Arzu Nugoğlu: Seçim kriterlerinde zaman zaman çiçek açmasına ama yaz-kış yeşil kalmasına dikkat ettik. O yüzden büyük bitkilerden ziyade çalılar var çünkü toprak derinliği kısıtlıydı. Projenin başından beri ağaç dikilebilsin diye statik-mimari-peyzaj koordinasyonu yapıldı. Ağaç dikimi için rezerv alanlar yapıldı ve yerleri özel olarak bırakıldı. Klasik bir kamusal alan bitkilendirme anlayışı kullanmadık. Bize göre gösterişli bitkilerimiz var aslında ama genel kanıya göre yok. Daha çok doğal bitki örtüsü gibi ele alarak büyüdükleri zaman da bakımının kolay olmasını istedik. Az su isteyen bitki türlerinden bir seçim yaptık. Genelde bitkilerin yaprak dokusu ve renkleriyle farklılık oluşturmasını amaçladık ve çok yıllık bitkiler kullandık. Mümkün olduğu kadar mimariye uyarak mekan etkisini vurgulayacak bir bitkisel düzenleme var. Projeye çizgi çizmeye başlayalı üç sene olmuştur. O üç seneden uygulamaya gelene kadar bazı bitkiler hacim olarak küçüldü. Statik biraz müdahale etti. Gezi olaylarından Türkiye’de artık sosyal bir oluşum var, kamusal alanların kullanımı ve bu alanlardaki faaliyetler için beklenilenin üstündeki yoğunluklar olabiliyor. O nedenle statik yükler tekrar hesaplandı. Bir anda alana kalabalık toplansa ne olacağının hesaplandığı bir titizlikle çalıştık, onun üzerine tekrar yükleri hesapladık. Ne kadar hafifletsek de statik projeyi çok mutlu edemedik ama her zaman kabul edilebilir sınırlar içerisinde kaldık. Özel bir karışım hazırladık toprağa. Torf oranını artırdık, toprağın yoğunluğunu iyice azalttık. Islak hacim, kuru hacim olarak tarttık onları fidanlıkta. Ağaçları biraz daha boyu uzun olanlardan koyabilirdik, onlar için bırakılan rezervler daha geniş, daha derindi. Ama son hesaplama sonrasında rezervleri de hafif dolgu malzemesi gibi geleneksel yöntemlerle yükselttik ve daha küçük ağaçlar koyduk.
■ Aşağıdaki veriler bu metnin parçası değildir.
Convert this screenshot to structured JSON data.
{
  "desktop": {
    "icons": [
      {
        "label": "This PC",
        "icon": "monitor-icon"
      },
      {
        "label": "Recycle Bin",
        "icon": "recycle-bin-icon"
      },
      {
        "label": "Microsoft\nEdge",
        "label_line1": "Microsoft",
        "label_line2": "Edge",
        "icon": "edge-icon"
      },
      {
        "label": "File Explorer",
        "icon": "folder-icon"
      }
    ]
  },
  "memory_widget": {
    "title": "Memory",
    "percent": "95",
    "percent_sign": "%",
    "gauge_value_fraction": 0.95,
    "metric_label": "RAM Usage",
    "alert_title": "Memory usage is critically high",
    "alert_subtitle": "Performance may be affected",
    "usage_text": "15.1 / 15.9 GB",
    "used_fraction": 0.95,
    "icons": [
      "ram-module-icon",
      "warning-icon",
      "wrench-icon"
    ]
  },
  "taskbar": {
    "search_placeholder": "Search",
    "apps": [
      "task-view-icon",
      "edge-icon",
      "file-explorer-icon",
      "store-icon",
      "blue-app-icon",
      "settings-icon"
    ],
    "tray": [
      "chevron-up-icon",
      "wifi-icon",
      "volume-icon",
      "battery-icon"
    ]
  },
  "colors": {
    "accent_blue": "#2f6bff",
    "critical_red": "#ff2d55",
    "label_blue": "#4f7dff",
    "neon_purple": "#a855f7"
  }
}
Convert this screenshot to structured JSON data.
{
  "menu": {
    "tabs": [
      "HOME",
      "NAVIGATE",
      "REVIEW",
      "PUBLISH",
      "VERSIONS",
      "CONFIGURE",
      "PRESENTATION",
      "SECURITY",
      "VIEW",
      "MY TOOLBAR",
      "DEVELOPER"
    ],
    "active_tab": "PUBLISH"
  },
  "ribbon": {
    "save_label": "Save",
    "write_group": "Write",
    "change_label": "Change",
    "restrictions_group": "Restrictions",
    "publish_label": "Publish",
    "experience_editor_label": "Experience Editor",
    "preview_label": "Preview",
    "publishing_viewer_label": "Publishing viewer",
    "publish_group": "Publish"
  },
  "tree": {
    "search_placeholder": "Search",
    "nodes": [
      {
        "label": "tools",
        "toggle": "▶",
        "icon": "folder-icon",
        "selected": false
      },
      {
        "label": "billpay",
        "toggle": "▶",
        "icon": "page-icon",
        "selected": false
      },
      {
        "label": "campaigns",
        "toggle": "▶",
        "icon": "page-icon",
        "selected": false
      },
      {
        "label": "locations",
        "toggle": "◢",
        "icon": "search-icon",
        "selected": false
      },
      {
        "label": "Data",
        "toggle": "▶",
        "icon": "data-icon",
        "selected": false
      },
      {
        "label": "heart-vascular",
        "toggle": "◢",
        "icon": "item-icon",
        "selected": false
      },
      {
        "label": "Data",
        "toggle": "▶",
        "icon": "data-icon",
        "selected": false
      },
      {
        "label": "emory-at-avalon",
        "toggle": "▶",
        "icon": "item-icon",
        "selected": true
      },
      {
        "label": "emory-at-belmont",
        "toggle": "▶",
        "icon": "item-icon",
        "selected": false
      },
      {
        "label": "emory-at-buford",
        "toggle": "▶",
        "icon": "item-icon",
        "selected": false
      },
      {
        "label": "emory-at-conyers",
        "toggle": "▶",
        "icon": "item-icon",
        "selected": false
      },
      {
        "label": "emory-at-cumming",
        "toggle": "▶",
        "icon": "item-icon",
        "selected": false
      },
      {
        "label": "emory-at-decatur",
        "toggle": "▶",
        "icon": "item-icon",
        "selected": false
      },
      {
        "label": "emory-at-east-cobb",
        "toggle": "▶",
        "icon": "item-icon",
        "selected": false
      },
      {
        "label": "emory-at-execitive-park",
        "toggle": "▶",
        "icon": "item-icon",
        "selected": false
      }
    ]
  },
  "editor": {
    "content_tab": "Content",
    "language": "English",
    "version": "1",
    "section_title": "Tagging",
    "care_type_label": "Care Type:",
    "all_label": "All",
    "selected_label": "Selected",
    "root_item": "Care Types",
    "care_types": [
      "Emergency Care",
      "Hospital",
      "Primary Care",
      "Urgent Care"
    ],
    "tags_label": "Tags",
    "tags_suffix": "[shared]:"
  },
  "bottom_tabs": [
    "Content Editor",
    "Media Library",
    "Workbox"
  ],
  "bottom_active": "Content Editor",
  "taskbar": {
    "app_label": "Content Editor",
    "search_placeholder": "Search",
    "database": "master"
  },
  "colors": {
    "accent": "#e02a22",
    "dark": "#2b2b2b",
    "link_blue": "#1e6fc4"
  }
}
HE: Toprak çok mu ağır gerçekten?
Metin Karakuş: Toprağı normalde tarttığımız zaman 900 kg/m3 gelir ama biz bunu 450 kg/m3’e düşürdük. Hafif topraklama, hatta çok derin dolguları blok straforlar ile yaptık. Aslında çok zor bir projeydi. Çünkü alanlar kısıtlı, statik izin vermiyor. Yüzeyde, resmen beton üzerinde çalışıyorsun. Bitkiyse biraz daha derinlik istiyor, daha hassas. Bu detayların çözülmesi açısından çok enteresan bir proje oldu. Yapay çatılar oluşturulup içlerine bitkiler dikildi. an: Bütün eğimli yüzeylerde geowebler uygulandı, yani serbest zemin bırakılmadı, bütün toprak tutuldu. Otoparka iniş rampasındaki ağaç da çatı üstünde, yani doğal zeminde değil. Onun altında 1,20 metrelik bir rezerv alanı bırakıldı he: O zaman projenin en başından beri dikim yapılacak alanlar belliydi.
AN: Tabii belliydi. Çünkü biz en başından beri mimarlar ve statikçiler ile koordinasyonlu çalıştık. Kurula projeler hazırlanırken başladık çalışmaya. İlk kaba inşaat zamanı, döşeme betonu atıldığı zaman da sulama için ilk rezervler bırakıldı. Uygulama ekibi de o aşamadan itibaren projenin içindeydi.